“¡Aspirad a los bienes de arriba, no a los de la tierra!”
Queridos hermanos, estamos ante el domingo XVIII del tiempo ordinario. La primera lectura es del libro del Eclesiastés y nos dice: “¡Vanidad de vanidades; todo es vanidad! Entonces, ¿qué saca el hombre de todos los trabajos y preocupaciones que lo fatigan bajo el sol?”. El hombre se pasa robando a la gloria de Dios, en búsqueda de aplausos, reconocimientos y el éxito. Mas no buscamos lo humilde, lo pequeño, lo sencillo. Jesús fue humillado durante su vida terrenal y es este el camino, hermanos para la felicidad. Damos respuesta a esta lectura con el Salmo 89: “Señor, tú has sido nuestro refugio de generación en generación. Enséñanos a calcular nuestros años, para que adquiramos un corazón sensato. Vuélvete, Señor, ¿hasta cuándo? Ten compasión de tus siervos. Por la mañana sácianos de tu misericordia, y toda nuestra vida será alegría y júbilo”.
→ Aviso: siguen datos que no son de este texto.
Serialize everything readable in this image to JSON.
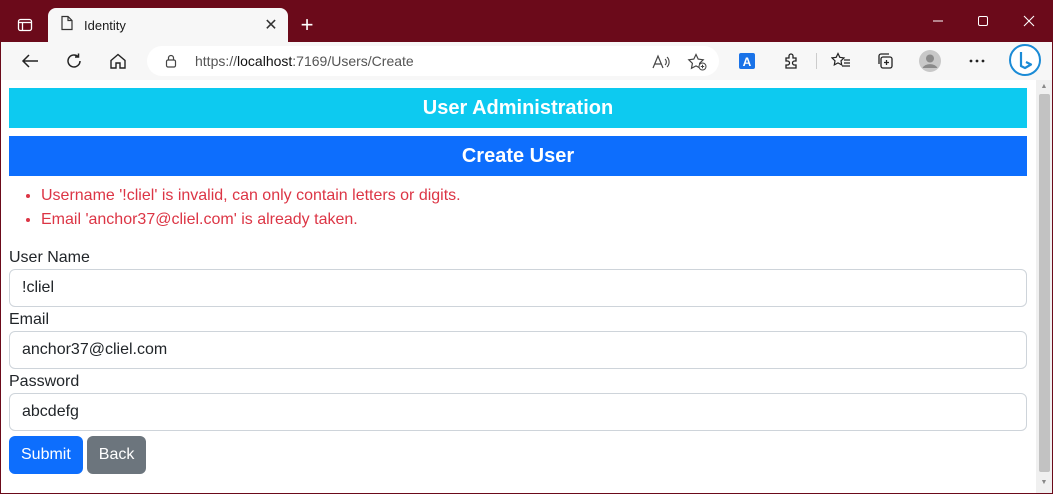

Este salmo es un canto en honor a Dios y la gloria del hombre, en el que pedimos un corazón con discernimiento, un corazón según Dios. La segunda lectura es de la carta del apóstol san Pablo a los Colosenses: “Si habéis resucitado con Cristo, buscad los bienes de allá arriba, donde Cristo está sentado a la derecha de Dios; aspirad a los bienes de arriba, no a los de la tierra”. Hermanos, despojémonos de los bienes de la tierra y aspiremos a los bienes celestiales: la felicidad, el discernimiento, la paz. Esta es la misión de la Iglesia: anunciar el reino de Dios, el reino a donde iremos. Hermanos, nosotros podemos transformar el pecado por la gracia de Dios. Esta es la manera de abandonar al hombre viejo que nos acerca los bienes terrenos: la fornicación, la impureza, la pasión, la codicia, la avaricia; todas ellas son idolatrías del mundo. Por ello, despojarse del hombre viejo significa renunciar a ellas, porque son obras que nos llevan a la muerte. Revistámonos del hombre nuevo, creado a la imagen y semejanza de Dios es su inmensa misericordia.
El Evangelio de san Lucas: “Dijo uno de entre la gente a Jesús: Maestro, dije a mi hermano que reparta conmigo la herencia. Él le dijo: Hombre, ¿quién me ha constituido juez o árbitro entre vosotros? Y les dijo: Mirad: guardaos de toda clase de codicia. Pues, aunque uno ande sobrado, su vida no depende de sus bienes. Y les propuso una parábola: Las tierras de un hombre rico produjeron una gran cosecha. Y empezó a echar cálculos, diciéndose: ¿Qué haré? No tengo donde almacenar la cosecha. Y se dijo: Haré lo siguiente: derribaré los graneros y construiré otros más grandes, y almacenaré allí todo el trigo y mis bienes. Pero Dios le dijo: Necio, esta noche te van a reclamar el alma, y ¿de quién será lo que has preparado?”. Así es el que atesora para sí y no es rico ante Dios”. Hermanos, recordemos que en vida muchos santos, hombres y mujeres a quienes contemplamos en estos días, entregaron su vida al servicio de los pobres. Su tesoro y su riqueza residen en el amor y entrega hacia los pobres.
Pero, la vida moderna y posmoderna nos enseña a no mancharnos con la vida de nadie. Jesús se manchó las manos por nosotros, por tus pecados y los míos. Tú, ¿Estás dispuesto a mancharte las manos por el pobre o enfermo? Si tu respuesta es no, estás adorando una idolatría. Este Evangelio nos invita a reflexionar sobre ¿Qué significa ser rico delante de Dios? La respuesta es aprendiendo a vivir en las obras de misericordia, de oración y contemplación. Los invito a rezar, a ponernos de rodillas delante del Señor y decir: “Soy un pecador, ten compasión de mi”. Hermanos, los invito a invertir en la verdadera riqueza, en las verdaderas obras de misericordia. No en el dinero que nos lleva a la infelicidad. Has esto y serás feliz. Dios nos da el secreto de la felicidad en esta vida, para los matrimonios, como para los jóvenes y para todo aquel que quiere salvarse y le interesa la experiencia del reino de Dios. Que en este día, la bendición de Dios descienda sobre todos ustedes.